Reklama
  • Wiadomości

Szef MON: "Żelazna pięść" dzięki sojuszniczemu dowództwu dywizji

Dowództwo Wielonarodowej Dywizji Północny Wschód w Elblągu będzie łączyło siły sojusznicze w jedną „żelazną pięść”, która nie pozwoli żadnemu wrogowi naruszyć wschodniej granicy NATO - powiedział w poniedziałek podczas uroczystości powitania żołnierzy Dywizji szef MON Antoni Macierewicz. 

Wśród państw, zainteresowanych zakupem Leopardów 2A4, znajduje się Polska, która realizuje już plan modernizacji swojej floty maszyn tego typu do standardu 2PL. Fot. chor. R.Mniedło/11LDKPanc.
Wśród państw, zainteresowanych zakupem Leopardów 2A4, znajduje się Polska, która realizuje już plan modernizacji swojej floty maszyn tego typu do standardu 2PL. Fot. chor. R.Mniedło/11LDKPanc.

"To przełom w naszej historii; to znak że wolność wróciła na te ziemie; to znak, że bezpieczeństwo nas, naszych rodzin, naszych dzieci powróciło do Polski, do Europy Środkowo-Wschodniej" – ocenił szef MON.

 W ocenie ministra, od poniedziałku można ocenić, że "plan, który z takim trudem wykuwał się w ostatnich latach, który jeszcze półtora roku temu nie dla wszystkich był jasny i nie dla wszystkich był pewny - że połączone wojska NATO staną na flance wschodniej i będą broniły wszystkich narodów Europy, a nie tylko wybranych; że ten plan w ciągu roku zostanie zrealizowany".

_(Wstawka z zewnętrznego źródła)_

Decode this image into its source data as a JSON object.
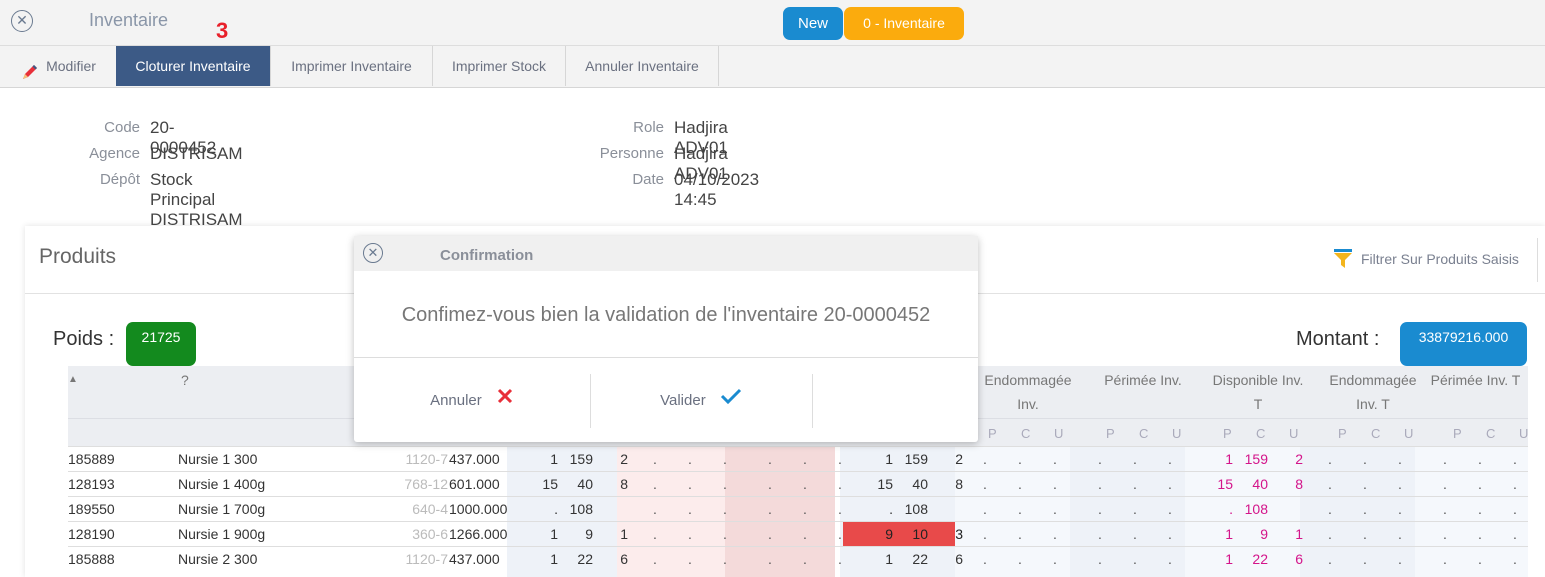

"Nie tylko wojska natowskie tu stoją, nie tylko wojska amerykańskie są z nami, ale stworzyliśmy, zorganizowaliśmy łańcuch dowodzenia, w którym dowództwo elbląskie będzie odgrywało kluczową rolę, a miasto – od tego momentu, na mapach całego świata będzie oznaczone jako miasto broniące Europy przed każdym zagrożeniem" – wskazał minister.

Jak zaznaczył, w dowództwie będą służyli oficerowie z 13 państw NATO. "To będzie wielonarodowe dowództwo, które będzie łączyło nas w jedną "Żelazną pięść", która nie pozwoli żadnemu wrogowi naruszyć wschodniej granicy NATO, nie pozwoli zagrozić narodom: estońskiemu , litewskiemu, łotewskiemu czy polskiemu" - podkreślił minister.

Na szczycie NATO w Warszawie w lipcu 2016 r. sojusznicy potwierdzili decyzję o "wzmocnionej wysuniętej obecności wojskowej" na wschodniej flance Sojuszu przez rozmieszczenie czterech batalionowych grup bojowych w Polsce, Estonii, na Litwie i Łotwie. Działania batalionów w Polsce i krajach bałtyckich będą koordynowane przez wielonarodowe dowództwo w Elblągu.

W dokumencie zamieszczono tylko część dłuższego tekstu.